Untuk perkerasan kaku pada lapangan terbang terdapat beberapa metode yang digunakan. Menurut Basuki (2008) ada beberapa perencanaan perkerasan lapangan terbang antara lain adalah metode US corporation of engineers lebih di kenal dengan metode CBR, metode FAA, metode LCN dari Inggris, metode Asphalt Institute, metode Canadian department of Transportastion. Namun menurut Yoder, et.al., dalam Kosasih (2005) metode desain struktur perkerasan kaku landasan pesawat udara yang umum dikenal antara lain adalah metode PCA dan Metode FAA.

Dalam FAA AC 150/5320-6E (2009) beberapa faktor yang diperlukan dalam perencanaan perkerasan kaku adalah kelangsungan desain standard untuk umur rencana perkerasan yaitu 20 tahun, campuran lalu lintas yang akan diubah menjadi pesawat desain tunggal dan semua keberangkatan tahunan dikonversi ke keberangkatan tahunan setara dengan pesawat desain, Pass To Coverage Rasio merupakan unit kerusakan ekivalen yang terjadi di dalam struktur perkerasan yang disebabkan oleh setiap lintasan roda pesawat, siklus keberangkatan tahunan dan Lalu Lintas Desain perkerasan Bandara menganggap hanya keberangkatan dan mengabaikan lalu lintas kedatangan ketika menentukan jumlah dari pesawat rencana, faktor kerusakan kumulatif umur kelelahan struktur perkerasan yang telah habis. Hal ini dinyatakan sebagai rasio pengulangan beban yang diterapkan untuk pengulangan beban yang diijinkan terhadap kegagalan.

Dalam engineering bulletin menurut Robert G. Packard (1995) faktor yang diperlukan dalam perencanaan perkerasan kaku yaitu :

1. Sifat beton

Kuat lentur yaitu tekukan perkerasan beton di bawah beban roda menghasilkan baik tegangan tekan dan lentur. Kekuatan lentur ditentukan oleh modulus rupture (MR)

Kelelahan seperti bahan struktural lainnya, beton harus sesuai dengan efek kelelahan. Kegagalan kelelahan lentur terjadi retak ketika material di bawah pengulangan terus beban yang menyebabkan rasio stres lentur kurang dari kesatuan.

Untuk setiap proyek campuran beton harus dirancang untuk memberikan daya tahan yang memadai, kekuatan lentur yang memadai, tahan lama, permukaan selip-tahan.

2. Kekuatan tanah dasar atau pondasi bawah-tanah dasar kombinasi

Dalam desain analisis asumsi yang dibuat mengenai kerja dari kombinasi tanah dasar atau pondasi bawah-tanah dasar.
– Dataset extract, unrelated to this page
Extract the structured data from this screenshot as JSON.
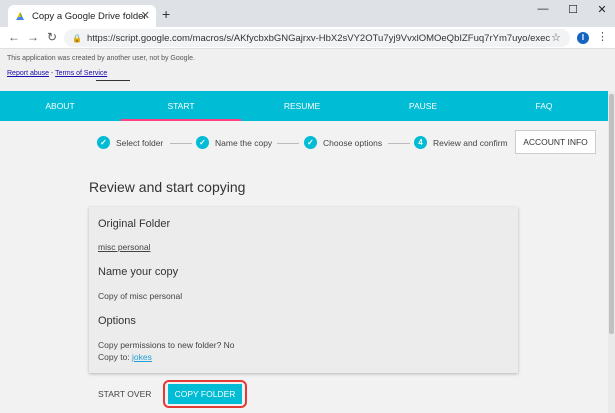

Kebanyakan desain perkerasan beton telah didasarkan pada modulus Westergaard reaksi tanah dasar (k) 3. Jenis pesawat dan beban yang ditanggung perkerasan dan frekuensi

perkiraan operasi tegangan lentur akibat beban pesawat disediakan untuk kemudahan ditentukan dengan grafik desain khusus untuk pesawat tertentu dan tepi luar landasan pacu, taxiway, apron atau tidak memerlukan penebalan karena roda pesawat jarang, jika seandainya, melakukan perjalanan dekat dengan tepi luar

4. Menentukan jenis perkerasan yang dirancang, seperti landasan pacu,taxiway, apron.

Dalam merencanakan desain perkerasan kaku untuk lapangan terbang kedua metode tersebut yaitu metode PCA (Portland Cement Association) dan FAA (Federal Aviation Administration) memiliki perbedaan dalam memperhitungkan tebal perkerasan. Untuk perbedaan PCA dan FAA pada jurnal berjudul “Analisis Desain Struktur Perkerasan Kaku Landasan Pesawat Udara dengan Menggunakan Program Airfield, Djunaedi kosasih mengatakan “Perbedaan antara kedua proses disain struktur perkerasan ini mungkin dapat dijelaskan dari hasil perhitungan tingkat kerusakan struktur perkerasan yang diakibatkan oleh setiap jenis pesawat udara yang beroperasi”.

Metode PCA menggunakan setiap jenis pesawat untuk menghitung pengaruh sumbu roda pesawat tersebut dan metode FAA hanya memperhitungkan pesawat desain kritis saja dimana pesawat desain kritis adalah pesawat yang memberikan dampak kerusakan terbesar.

Oleh karena itu diperlukan kajian untuk mengetahui kelebihan dan kekurangan dari kedua metode tersebut dan untuk mengetahui metode yang lebih efisien dalam desain tebal perkerasan kaku pada lapangan terbang.